How might a cancer diagnosis in the family affect children?
Navigating bumps in the road is all part of normal family life, but can anything be harder than telling your children that you or someone close to them has cancer? How much do you tell them and how might it affect them?


Clare Sherratt, a counsellor at our Chandler’s Ford Support Centre, says it’s important to make the decision that feels right for you as a family.

“There’s no right or wrong and every child is different. You know them best and it can be helpful to try and see things through their eyes,” she says. “Maybe their Dad has been told he has a terminal diagnosis, or their Grandma died of cancer three years ago and they are only just coming to terms with the grief.  There can be a huge range of factors and emotions to consider.”  

“It’s normal for a parent to want to protect their child, but not opening up at all or not giving them the space to articulate their feelings could be damaging,” she says. “Likewise, if you do talk to your child about cancer, you may need to be prepared for the fact that they start to hide their feelings because they want to protect you and don’t want to show you how they’re really feeling.”

Clare feels that it’s good for parents to show their children that sharing emotions is healthy.

“Although mental health isn’t such a taboo subject these days, we’re often made to feel that we should be able to cope, and that can ripple down to children,” she says.  “We may have been told, ‘don’t cry, everything is ok’, but crying is a normal and healthy way of reducing stress and it’s good for us! Keeping emotions inside means a child could bottle them up and then express them in different ways, such as self-harming or getting in trouble at school.”

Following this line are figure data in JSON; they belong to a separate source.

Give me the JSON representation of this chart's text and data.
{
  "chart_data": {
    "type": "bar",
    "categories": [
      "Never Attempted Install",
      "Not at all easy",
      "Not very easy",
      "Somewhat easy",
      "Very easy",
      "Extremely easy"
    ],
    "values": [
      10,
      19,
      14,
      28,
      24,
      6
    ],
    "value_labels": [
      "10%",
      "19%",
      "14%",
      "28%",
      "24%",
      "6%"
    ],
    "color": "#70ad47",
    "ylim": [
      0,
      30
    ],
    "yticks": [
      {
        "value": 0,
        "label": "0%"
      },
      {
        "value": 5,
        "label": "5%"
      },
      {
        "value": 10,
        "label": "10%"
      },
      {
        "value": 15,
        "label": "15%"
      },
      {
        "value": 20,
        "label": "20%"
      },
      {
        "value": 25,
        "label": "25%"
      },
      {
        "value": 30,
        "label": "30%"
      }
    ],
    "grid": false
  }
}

But wouldn’t it be hard for a young child to articulate how they’re feeling? Wessex Cancer Trust provides counselling sessions for young adults and children and approaches them differently to an adult session.

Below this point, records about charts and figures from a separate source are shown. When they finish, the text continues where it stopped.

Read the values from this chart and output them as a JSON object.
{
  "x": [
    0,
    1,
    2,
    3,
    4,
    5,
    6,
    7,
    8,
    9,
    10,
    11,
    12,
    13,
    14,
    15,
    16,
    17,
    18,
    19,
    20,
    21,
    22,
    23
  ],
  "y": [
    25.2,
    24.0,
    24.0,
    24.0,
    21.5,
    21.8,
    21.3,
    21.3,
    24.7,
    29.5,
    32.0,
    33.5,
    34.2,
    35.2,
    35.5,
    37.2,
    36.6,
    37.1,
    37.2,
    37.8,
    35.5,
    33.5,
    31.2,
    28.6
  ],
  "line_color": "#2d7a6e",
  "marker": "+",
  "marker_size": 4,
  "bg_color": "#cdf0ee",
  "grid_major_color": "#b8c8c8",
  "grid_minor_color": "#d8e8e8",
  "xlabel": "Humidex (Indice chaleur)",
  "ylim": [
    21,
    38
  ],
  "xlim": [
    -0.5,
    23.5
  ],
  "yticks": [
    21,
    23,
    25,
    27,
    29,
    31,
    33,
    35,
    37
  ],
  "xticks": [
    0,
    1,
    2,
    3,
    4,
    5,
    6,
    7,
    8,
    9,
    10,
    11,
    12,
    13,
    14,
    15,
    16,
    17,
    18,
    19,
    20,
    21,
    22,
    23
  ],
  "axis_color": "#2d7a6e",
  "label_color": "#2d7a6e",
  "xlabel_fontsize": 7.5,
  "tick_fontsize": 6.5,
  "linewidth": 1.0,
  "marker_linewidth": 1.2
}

“Imagine you’re 15 and you’re told your Mum has cancer,” Clare says. “Suddenly she is having to go for treatment. She might be acting and looking different and she’s not ‘just there’ as she usually is. Your normal family life has changed. That’s going to feel really strange and unsettling; but added to that you still have to go to school as normal and prepare for exams. Being a teenager can be stressful enough in itself, and now perhaps there are feelings of confusion and anger thrown in. You might also start feeling isolated because your friends don’t understand.”

In that situation, Clare might work in a creative way, helping a child to express their feelings through music they like or painting. Expressing anger in a safe way can be incredibly helpful, like writing things down on a piece of paper and then ripping it up or stamping on it. “We all deal with things differently and I take an individual approach to see what works best for that particular child,” Clare explains.                             

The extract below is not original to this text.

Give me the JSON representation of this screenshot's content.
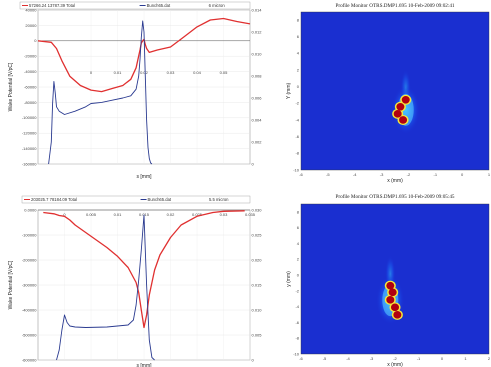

Tania Pegg, whose two daughters had counselling at our Chandler’s Ford Support Centre, said her cancer treatment had an immense effect on them.

“When we accessed the counselling services at Wessex Cancer Trust’s Chandler’s Ford Support Centre, I was at my worst physically because of the various treatments I’d been on and struggling to cope emotionally. This was putting immense pressure on the whole family, my husband and four children. I felt like my whole family was falling apart and was powerless to stop it because I was so ill. Two of my girls started counselling and the benefits were immediately noticeable. Before then, there had been constant tension, negative behaviours and attitudes. The counselling really helped to relieve a lot of this tension by providing an outlet for the girls to offload any of the feelings they were experiencing. I can’t recommend it enough. It’s so important that children have an outlet for all the difficult and confusing emotions and thoughts they’re having.”            

Clare agrees. “Sometimes it can be easier for children to talk to someone outside of the family and we’re here to facilitate that. Talking to a counsellor might seem a bit scary but we approach it very gently and help the family decide whether the time is right and what sort of support might be best for them. Children aren’t there to be ‘fixed’ or project managed but supported in a way that helps them make sense of their emotions, and we’re very proud to be able to do that here.”